EFF: Forced Decryption Violates Fifth Amendment

The Electronic Frontier Foundation filed an Amicus Brief to a United States District Court yesterday that could impact rulings around forced device decryption and whether that is an act of self-incrimination, and is protected by the Fifth Amendment.

If the government would like to force Jeffrey Feldman to decrypt the contents of the hard-drives and Dell computer found in his apartment, then they must offer him immunity and cannot use any of the information found on the devices as part of their case against him.

That is what the Electronic Frontier Foundation had to say in an Amicus Brief filed to a United States District Court yesterday, calling on the court not to fulfill the prosecution’s request to compel decryption from the defendant in the seemingly never-ending struggle to prove that forced device decryption is an act of self-incrimination and is protected by the Fifth Amendment.

During the course of a child pornography investigation, the FBI obtained a warrant to search Feldman’s Milwaukee, Wisc., apartment and all the computers found there. They seized 16 hard drives and found that nine of the drives contained encrypted content that the investigators could not decrypt on their own. The government then submitted an All Writs Act request to the U.S. District Court in the Eastern District of Wisconsin, asking Magistrate Judge William E. Callahan to compel Feldman to decrypt the drives. Callahan denied the request claiming that it would put Feldman at risk of being compelled to provide incriminating testimony against himself since the government had failed to prove with “reasonable particularity” that Feldman had “personal access to and control over the encrypted devices.”

Callahan would later reverse course after the government broke the encryption on one of the devices they seized in Feldman’s apartment. The plain-text contents of the cracked hard-drive revealed that it did indeed belong to Feldman, and therefore, Callahan determined that it was now a foregone conclusion that Feldman had control over all the other devices as well. In other words, since investigators found information linking the device to Feldman on one of the drives, there was no longer any doubt that he had control over all of them. Thus the act of providing the encryption key to the other hard drives would not count as an incriminating act because it alone would not prove that Feldman had access to and controlled the encrypted devices.

The Fifth Amendment, according to the EFF, is implicated anytime a defendant must reveal the contents of his or her own mind, the process of which is called an “act of production.” It is important to note in the context of this case that “A statement is incriminating if the answer either supports a conviction in a federal criminal case, or provides a “link in the chain of evidence” to lead to incriminating evidence, even if the statement itself is not inculpatory.” If, however, the government can prove with “reasonable particularity” that it already knows about the existence of the materials it is seeking and that the act of production wouldn’t provide them with anything they didn’t already know, then it can compel a person to reveal the contents of his or her mind without Fifth Amendment protection.
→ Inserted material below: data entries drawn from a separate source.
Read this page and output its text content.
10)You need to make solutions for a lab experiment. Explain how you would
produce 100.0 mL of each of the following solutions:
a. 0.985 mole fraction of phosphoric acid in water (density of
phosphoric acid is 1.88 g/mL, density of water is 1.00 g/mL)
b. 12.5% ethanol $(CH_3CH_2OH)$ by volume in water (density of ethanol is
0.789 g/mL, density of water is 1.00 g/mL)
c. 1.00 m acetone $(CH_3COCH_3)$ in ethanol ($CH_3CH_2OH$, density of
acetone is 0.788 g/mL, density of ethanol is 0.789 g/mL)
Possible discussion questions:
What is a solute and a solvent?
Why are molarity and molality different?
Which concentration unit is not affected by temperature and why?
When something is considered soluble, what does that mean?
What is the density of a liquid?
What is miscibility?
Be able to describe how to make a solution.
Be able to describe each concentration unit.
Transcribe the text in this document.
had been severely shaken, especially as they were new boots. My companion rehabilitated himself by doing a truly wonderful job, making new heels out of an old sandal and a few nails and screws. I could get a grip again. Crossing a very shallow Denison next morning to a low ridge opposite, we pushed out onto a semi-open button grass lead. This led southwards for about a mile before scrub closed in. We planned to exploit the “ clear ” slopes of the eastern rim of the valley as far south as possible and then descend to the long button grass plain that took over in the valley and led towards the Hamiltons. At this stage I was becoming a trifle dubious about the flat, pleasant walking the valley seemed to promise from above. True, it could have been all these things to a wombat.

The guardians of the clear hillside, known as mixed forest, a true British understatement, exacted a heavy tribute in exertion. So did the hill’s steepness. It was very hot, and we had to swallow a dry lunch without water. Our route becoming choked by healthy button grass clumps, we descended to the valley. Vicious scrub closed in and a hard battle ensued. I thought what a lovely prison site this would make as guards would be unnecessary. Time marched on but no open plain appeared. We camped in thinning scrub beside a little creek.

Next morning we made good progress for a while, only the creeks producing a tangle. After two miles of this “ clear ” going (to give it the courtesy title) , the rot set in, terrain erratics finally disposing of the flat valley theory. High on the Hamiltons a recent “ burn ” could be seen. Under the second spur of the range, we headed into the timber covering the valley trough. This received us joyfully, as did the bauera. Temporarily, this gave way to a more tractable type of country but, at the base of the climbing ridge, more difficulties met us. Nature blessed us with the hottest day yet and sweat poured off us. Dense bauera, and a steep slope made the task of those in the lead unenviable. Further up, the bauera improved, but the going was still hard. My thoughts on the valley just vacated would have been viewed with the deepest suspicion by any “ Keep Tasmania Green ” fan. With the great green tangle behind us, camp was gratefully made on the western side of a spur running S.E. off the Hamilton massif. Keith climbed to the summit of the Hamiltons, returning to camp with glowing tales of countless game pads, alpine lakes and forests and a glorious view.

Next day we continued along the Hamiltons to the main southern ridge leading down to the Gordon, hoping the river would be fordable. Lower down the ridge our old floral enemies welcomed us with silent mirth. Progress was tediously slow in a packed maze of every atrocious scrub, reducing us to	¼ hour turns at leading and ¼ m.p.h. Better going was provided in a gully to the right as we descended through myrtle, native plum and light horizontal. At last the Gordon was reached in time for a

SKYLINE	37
Basically, the EFF is arguing that the government must prove that the hard drives it seized from Feldman’s apartment do indeed belong to Feldman. The Fifth Amendment should and is designed to protect the Government from using the contents of Feldman’s mind to prove this fact. Defendants in similar cases have been justifiably compelled to hand over the unencrypted contents of hard drives that investigators could not decrypt on their own, but in these cases the prosecution found other means of proving that the devices in question belonged to the defendant before the defendant was forced to decrypt.

In this case, the EFF reasons, there is no such proof as of yet:

“In contrast, here the government is armed with no additional facts or admission by Mr. Feldman that he had access and control over these devices,” the brief reads. “That means the government failed to carry its burden of showing the facts to be revealed by forced decryption – namely Feldman’s access and control over the devices – was a foregone conclusion.”

Of course, there is still the matter of the one drive that the government did decrypt and on which they found information proving it belonged to Feldman. This is, after all, the event that caused the judge to change his mind. Still, the EFF claims that while the government has indeed proved that this device belongs to Feldman, that does not necessarily mean the others do as well.

“At best, the government has proven Mr. Feldman had ‘access and control’ over the one device it was able to decrypt. But the government has pointed to nothing to demonstrate with ‘reasonable certainty’ that Mr. Feldman had access and control to the remaining devices. Nor is there any indication that the government has proven with reasonable certainty that Mr. Feldman had exclusive access to the Dell computer where these devices purportedly were connected to at some point.”

The EFF declares that the government cannot prove that Feldman had access to and control over the devices without an admission from Feldman or some other act of proof. The court has two options, according the Amicus brief: it can either give up the request altogether or offer Feldman immunity that would prohibit the government from using both the fact the Feldman knows the password to the encrypted contents and the actual unencrypted contents of the drives against Feldman in any way during the case.